Nouveau rebondissement dans l’affaire tentaculaire qui secoue l’univers opaque des paris en ligne au Sénégal. Deux dirigeants de la société Premierbet, poids lourd du secteur, sont désormais dans le viseur du juge du troisième cabinet du Pool judiciaire financier (PJF). Il s’agit de Joris Dutel, gérant de la société, et de Frank Attal, patron du groupe Editec, actionnaire majeur de Premierbet. Tous deux sont visés par une information judiciaire ouverte pour blanchiment de capitaux, abus de biens sociaux, fraude fiscale, et conflit d’intérêts aggravé.
Le signalement initial provient de la CENTIF (Cellule nationale de traitement des informations financières), qui a alerté le parquet financier sur d’importants flux financiers suspects, des structures d’actionnariat opaques, et des montages dignes d’un manuel de dissimulation patrimoniale.
Une procédure en cascade
Dans ce dossier à tiroirs, le juge instructeur n’a pas tardé à réagir. Il a émis un mandat d’amener contre les deux hommes d’affaires. Premier à faire face à la justice, Joris Dutel a préféré anticiper : selon les informations du journal Libération, il s’est présenté de son propre chef devant le juge, accompagné de ses avocats. Déjà placé sous bracelet électronique dans le cadre d’un autre dossier de fraude fiscale présumée, il a insisté sur sa « volonté de coopérer » et sa « totale disponibilité ». Son inculpation est attendue dans les tout prochains jours.
Ce développement judiciaire s’inscrit dans la continuité d’un premier coup dur pour le gérant de Premierbet, déjà poursuivi dans un dossier fiscal pendant devant le tribunal hors classe de Dakar. Pour les observateurs avertis, cette nouvelle procédure constitue un second front judiciaire particulièrement menaçant.

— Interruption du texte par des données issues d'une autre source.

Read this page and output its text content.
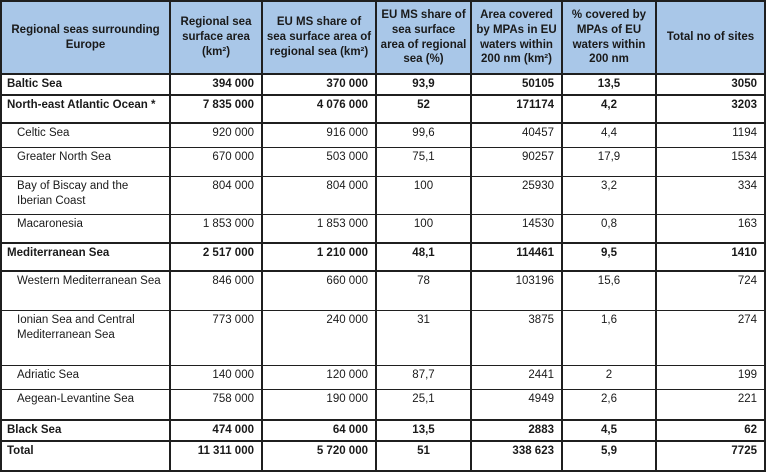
Regional seas surrounding Europe	Regional sea surface area (km²)	EU MS share of sea surface area of regional sea (km²)	EU MS share of sea surface area of regional sea (%)	Area covered by MPAs in EU waters within 200 nm (km²)	% covered by MPAs of EU waters within 200 nm	Total no of sites
Baltic Sea	394 000	370 000	93,9	50105	13,5	3050
North-east Atlantic Ocean *	7 835 000	4 076 000	52	171174	4,2	3203
Celtic Sea	920 000	916 000	99,6	40457	4,4	1194
Greater North Sea	670 000	503 000	75,1	90257	17,9	1534
Bay of Biscay and the Iberian Coast	804 000	804 000	100	25930	3,2	334
Macaronesia	1 853 000	1 853 000	100	14530	0,8	163
Mediterranean Sea	2 517 000	1 210 000	48,1	114461	9,5	1410
Western Mediterranean Sea	846 000	660 000	78	103196	15,6	724
Ionian Sea and Central Mediterranean Sea	773 000	240 000	31	3875	1,6	274
Adriatic Sea	140 000	120 000	87,7	2441	2	199
Aegean-Levantine Sea	758 000	190 000	25,1	4949	2,6	221
Black Sea	474 000	64 000	13,5	2883	4,5	62
Total	11 311 000	5 720 000	51	338 623	5,9	7725
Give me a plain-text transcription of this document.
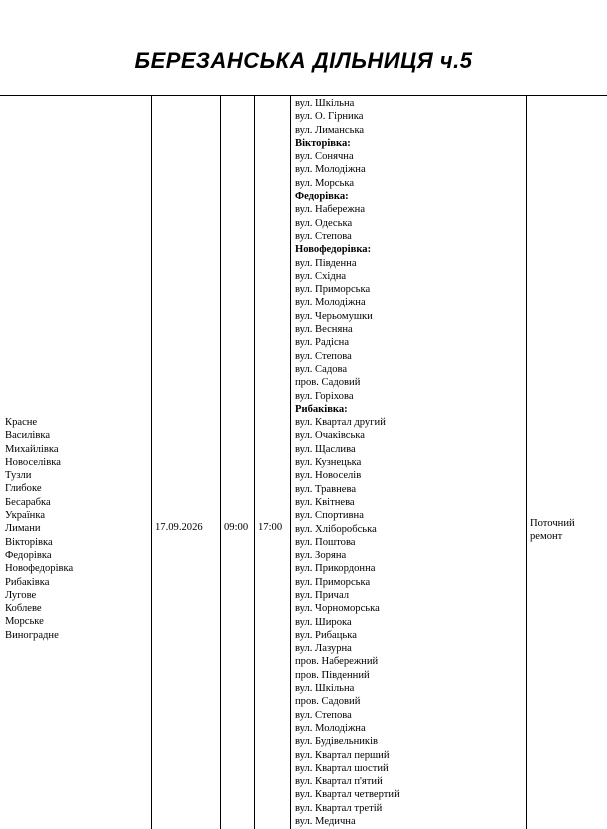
БЕРЕЗАНСЬКА ДІЛЬНИЦЯ ч.5
Красне
Василівка
Михайлівка
Новоселівка
Тузли
Глибоке
Бесарабка
Українка
Лимани
Вікторівка
Федорівка
Новофедорівка
Рибаківка
Лугове
Коблеве
Морське
Виноградне
17.09.2026 09:00 17:00
вул. Шкільна
вул. О. Гірника
вул. Лиманська
Вікторівка:
вул. Сонячна
вул. Молодіжна
вул. Морська
Федорівка:
вул. Набережна
вул. Одеська
вул. Степова
Новофедорівка:
вул. Південна
вул. Східна
вул. Приморська
вул. Молодіжна
вул. Черьомушки
вул. Весняна
вул. Радісна
вул. Степова
вул. Садова
пров. Садовий
вул. Горіхова
Рибаківка:
вул. Квартал другий
вул. Очаківська
вул. Щаслива
вул. Кузнецька
вул. Новоселів
вул. Травнева
вул. Квітнева
вул. Спортивна
вул. Хліборобська
вул. Поштова
вул. Зоряна
вул. Прикордонна
вул. Приморська
вул. Причал
вул. Чорноморська
вул. Широка
вул. Рибацька
вул. Лазурна
пров. Набережний
пров. Південний
вул. Шкільна
пров. Садовий
вул. Степова
вул. Молодіжна
вул. Будівельників
вул. Квартал перший
вул. Квартал шостий
вул. Квартал п'ятий
вул. Квартал четвертий
вул. Квартал третій
вул. Медична
Поточний ремонт
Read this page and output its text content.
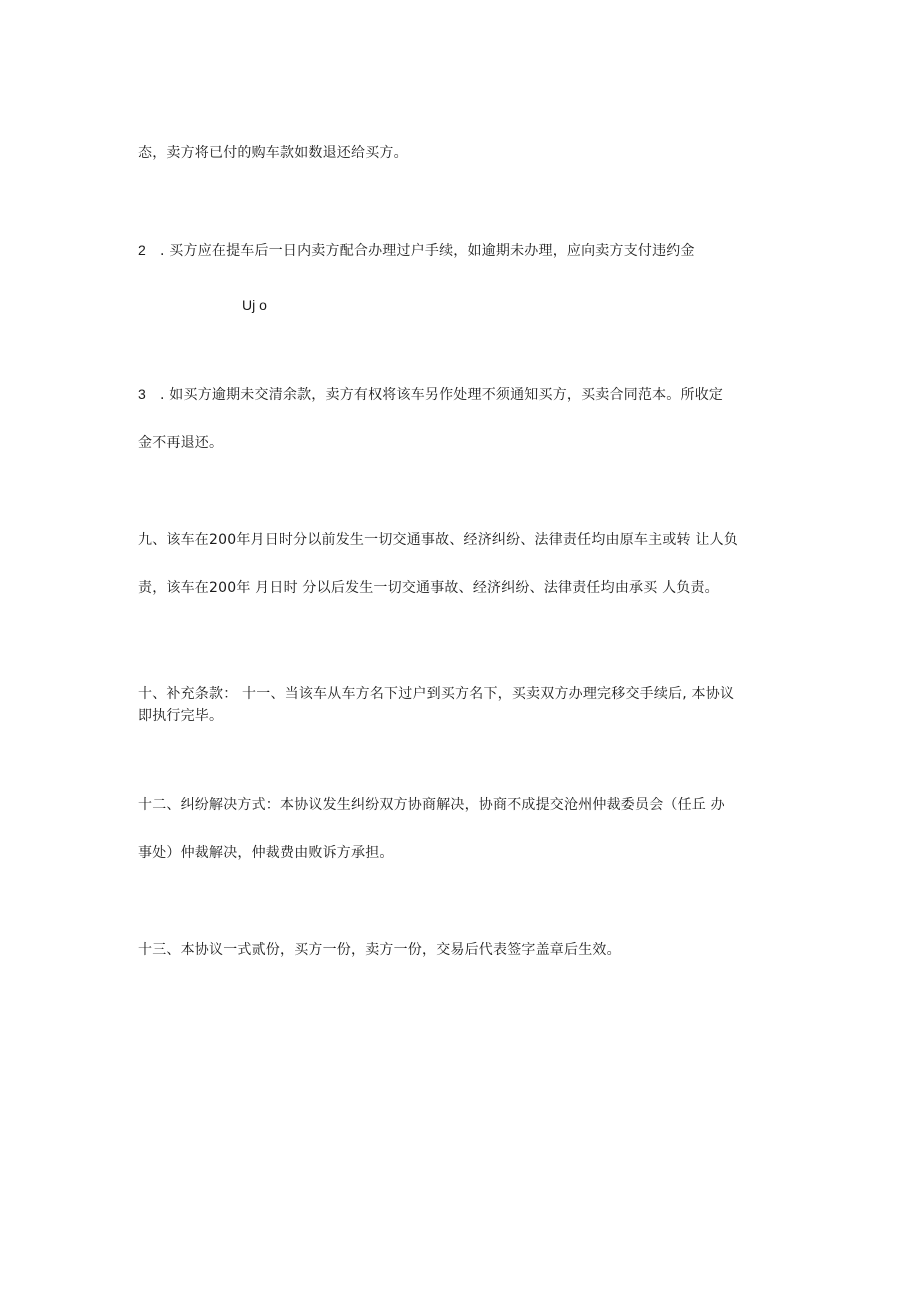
态，卖方将已付的购车款如数退还给买方。
2 . 买方应在提车后一日内卖方配合办理过户手续，如逾期未办理，应向卖方支付违约金
Uj o
3 . 如买方逾期未交清余款，卖方有权将该车另作处理不须通知买方，买卖合同范本。所收定
金不再退还。
九、该车在200年月日时分以前发生一切交通事故、经济纠纷、法律责任均由原车主或转 让人负
责，该车在200年 月日时 分以后发生一切交通事故、经济纠纷、法律责任均由承买 人负责。
十、补充条款： 十一、当该车从车方名下过户到买方名下，买卖双方办理完移交手续后, 本协议
即执行完毕。
十二、纠纷解决方式：本协议发生纠纷双方协商解决，协商不成提交沧州仲裁委员会（任丘 办
事处）仲裁解决，仲裁费由败诉方承担。
十三、本协议一式贰份，买方一份，卖方一份，交易后代表签字盖章后生效。
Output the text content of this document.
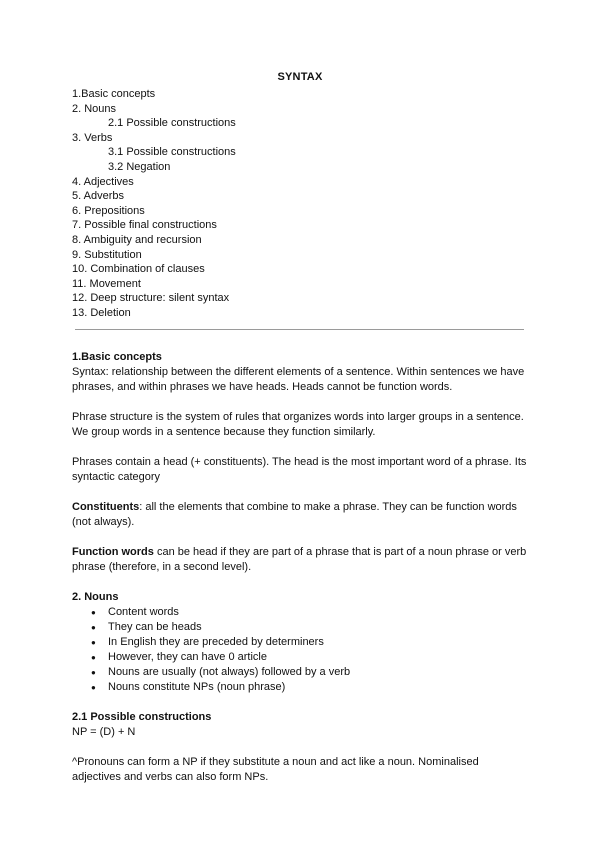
SYNTAX
1.Basic concepts
2. Nouns
2.1 Possible constructions
3. Verbs
3.1 Possible constructions
3.2 Negation
4. Adjectives
5. Adverbs
6. Prepositions
7. Possible final constructions
8. Ambiguity and recursion
9. Substitution
10. Combination of clauses
11. Movement
12. Deep structure: silent syntax
13. Deletion

1.Basic concepts

Syntax: relationship between the different elements of a sentence. Within sentences we have phrases, and within phrases we have heads. Heads cannot be function words.

Phrase structure is the system of rules that organizes words into larger groups in a sentence. We group words in a sentence because they function similarly.

Phrases contain a head (+ constituents). The head is the most important word of a phrase. Its syntactic category

Constituents: all the elements that combine to make a phrase. They can be function words (not always).

Function words can be head if they are part of a phrase that is part of a noun phrase or verb phrase (therefore, in a second level).

2. Nouns

● Content words
● They can be heads
● In English they are preceded by determiners
● However, they can have 0 article
● Nouns are usually (not always) followed by a verb
● Nouns constitute NPs (noun phrase)

2.1 Possible constructions

NP = (D) + N

^Pronouns can form a NP if they substitute a noun and act like a noun. Nominalised adjectives and verbs can also form NPs.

Frank Attal : le grand absent
L’affaire prend une tournure plus complexe avec la disparition de Frank Attal, fondateur du groupe Editec et figure incontournable des paris sportifs en ligne à l’échelle panafricaine. D’après les vérifications menées par la police judiciaire, Attal n’a pas remis les pieds au Sénégal depuis octobre 2019. Une absence remarquée qui, dans le contexte actuel, résonne comme un signe de fuite.
Le juge pourrait ainsi franchir une nouvelle étape en émettant un mandat d’arrêt international à l’encontre de l’homme d’affaires franco-libanais. Une décision qui, si elle est confirmée, marquerait un tournant dans la coopération judiciaire entre le Sénégal et ses partenaires internationaux, notamment en Europe et au Moyen-Orient.

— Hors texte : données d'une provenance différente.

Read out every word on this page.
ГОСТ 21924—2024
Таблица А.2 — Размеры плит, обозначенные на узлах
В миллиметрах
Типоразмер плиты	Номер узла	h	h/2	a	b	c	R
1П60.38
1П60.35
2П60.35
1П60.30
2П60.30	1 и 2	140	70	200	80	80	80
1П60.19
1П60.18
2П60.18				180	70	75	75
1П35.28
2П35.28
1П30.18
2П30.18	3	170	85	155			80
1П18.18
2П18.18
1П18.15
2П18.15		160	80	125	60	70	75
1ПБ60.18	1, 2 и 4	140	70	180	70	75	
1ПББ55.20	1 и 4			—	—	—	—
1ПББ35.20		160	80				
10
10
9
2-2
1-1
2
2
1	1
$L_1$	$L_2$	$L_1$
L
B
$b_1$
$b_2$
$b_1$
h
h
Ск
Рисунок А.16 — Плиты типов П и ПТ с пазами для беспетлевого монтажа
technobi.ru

Un modèle économique sous pression
Au-delà des individus mis en cause, c’est tout un modèle économique basé sur les paris en ligne qui est aujourd’hui passé au crible. Premierbet, mastodonte du secteur, est depuis plusieurs années l’objet de critiques récurrentes concernant ses pratiques financières, sa transparence fiscale et ses liens troubles avec des sociétés-écrans domiciliées à l’étranger.
Les accusations portées – blanchiment, fraude, conflits d’intérêts – laissent entrevoir l’existence d’un système de dissimulation sophistiqué, au cœur duquel les dirigeants auraient utilisé la complexité des structures juridiques et financières pour dissimuler des profits, détourner des fonds ou échapper au fisc.
Une justice déterminée ?
L’action du Pool judiciaire financier traduit une volonté croissante des autorités sénégalaises de serrer la vis contre la criminalité économique, dans un pays où la croissance des secteurs digitaux – notamment les jeux en ligne – a parfois échappé à la régulation.
Reste à savoir si cette enquête aboutira à des condamnations fermes ou si, comme dans tant d’affaires à fort enjeu économique, la montagne judiciaire accouchera d’une souris procédurale. Une chose est sûre : pour Premierbet, et ses têtes pensantes, l’addition judiciaire commence à s’alourdir sérieusement.